The allocations to each city are as follows:
- Belfast £13.7m
- Birmingham £10m
- Bristol £11.3m
- Cardiff £11m
- Edinburgh £10.7m
- Leeds & Bradford (joint bid) £14.4m
- London £25m
- Manchester £12m
- Newcastle £6m
The ten cities’ plans include taking ultrafast broadband access to an extra 230,000 residential and 55,000 business premises, and extending high speed wireless access. The plans are due to be delivered by 2015.
The government has previously pledged to invest a total of £830 million in delivering the best broadband in Europe and extending mobile coverage. It also aims to roll out superfast broadband to 90 percent of the UK by 2015.
However, a recent report from the London School of Economics (LSE) found that public funds so far earmarked for the initiative would need to nearly double in order to meet this target.
Public broadband funding, not just from the government, stands at a total of £1.3 billion.
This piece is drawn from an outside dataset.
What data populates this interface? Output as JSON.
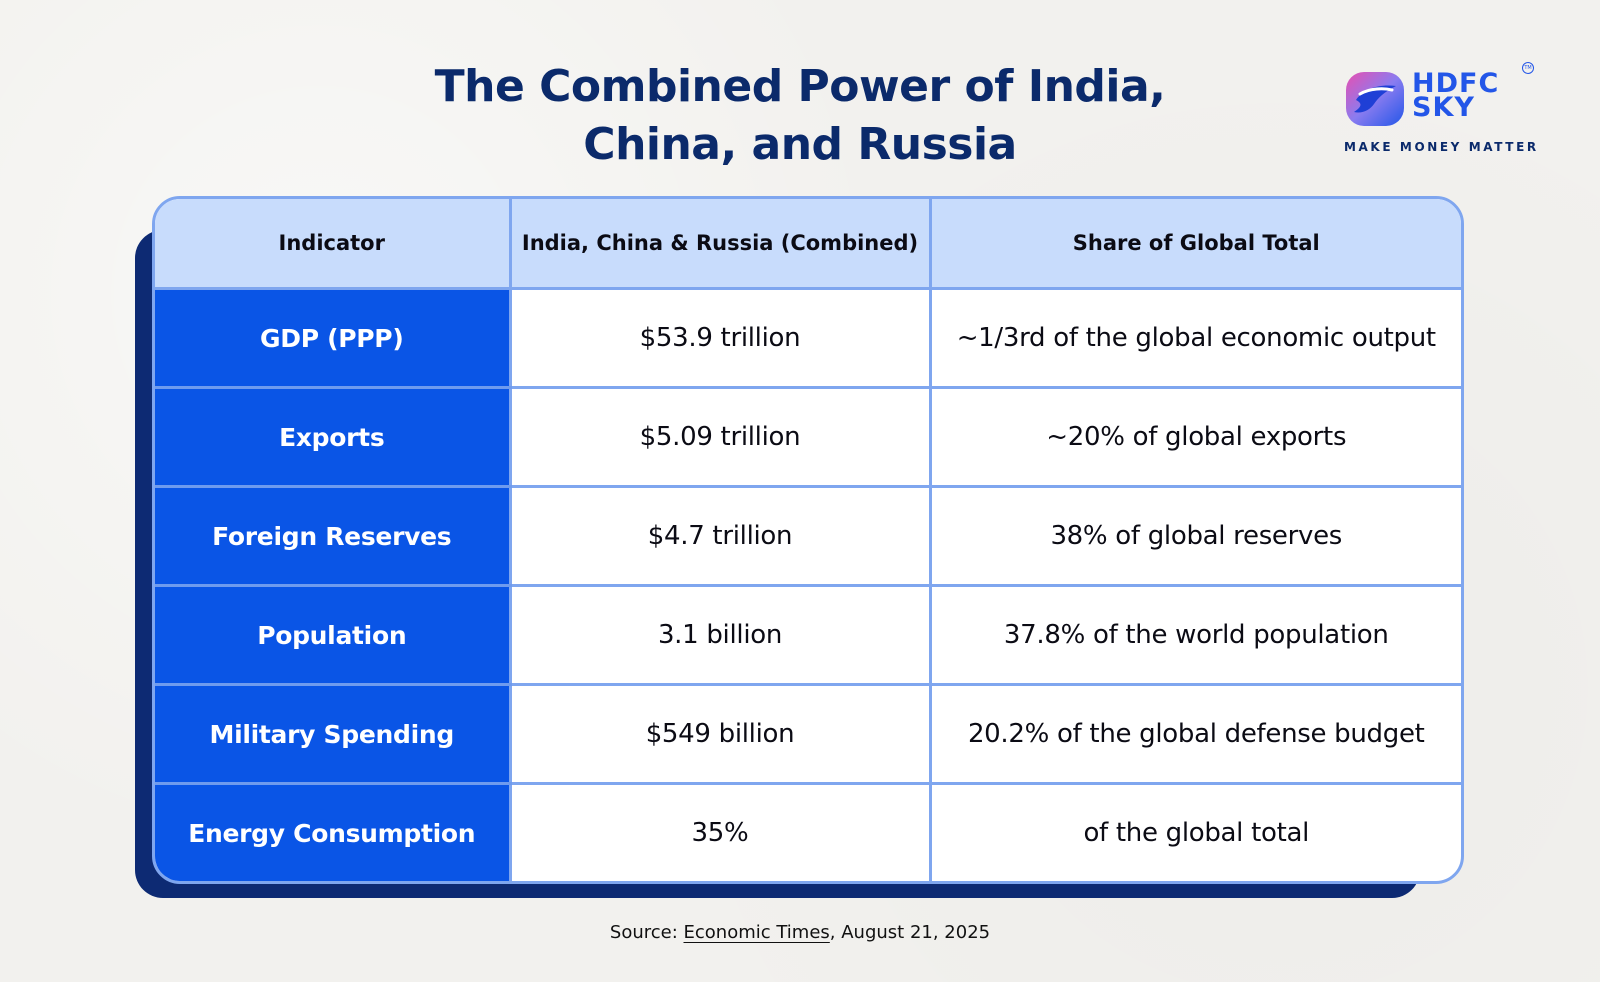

LSE estimated that another £1.1 billion of funding is needed to achieve the government’s broadband objectives, and said that the £50 million allocated by Chancellor George Osborne in the 2012 budget fell “well short” of filling the funding gap.
“This government is disguising its failure to roll out universal broadband by making yet another re-announcement about the super-connected cities programme,” said Helen Goodman MP, Labour's Shadow Minister for Media and Telecoms.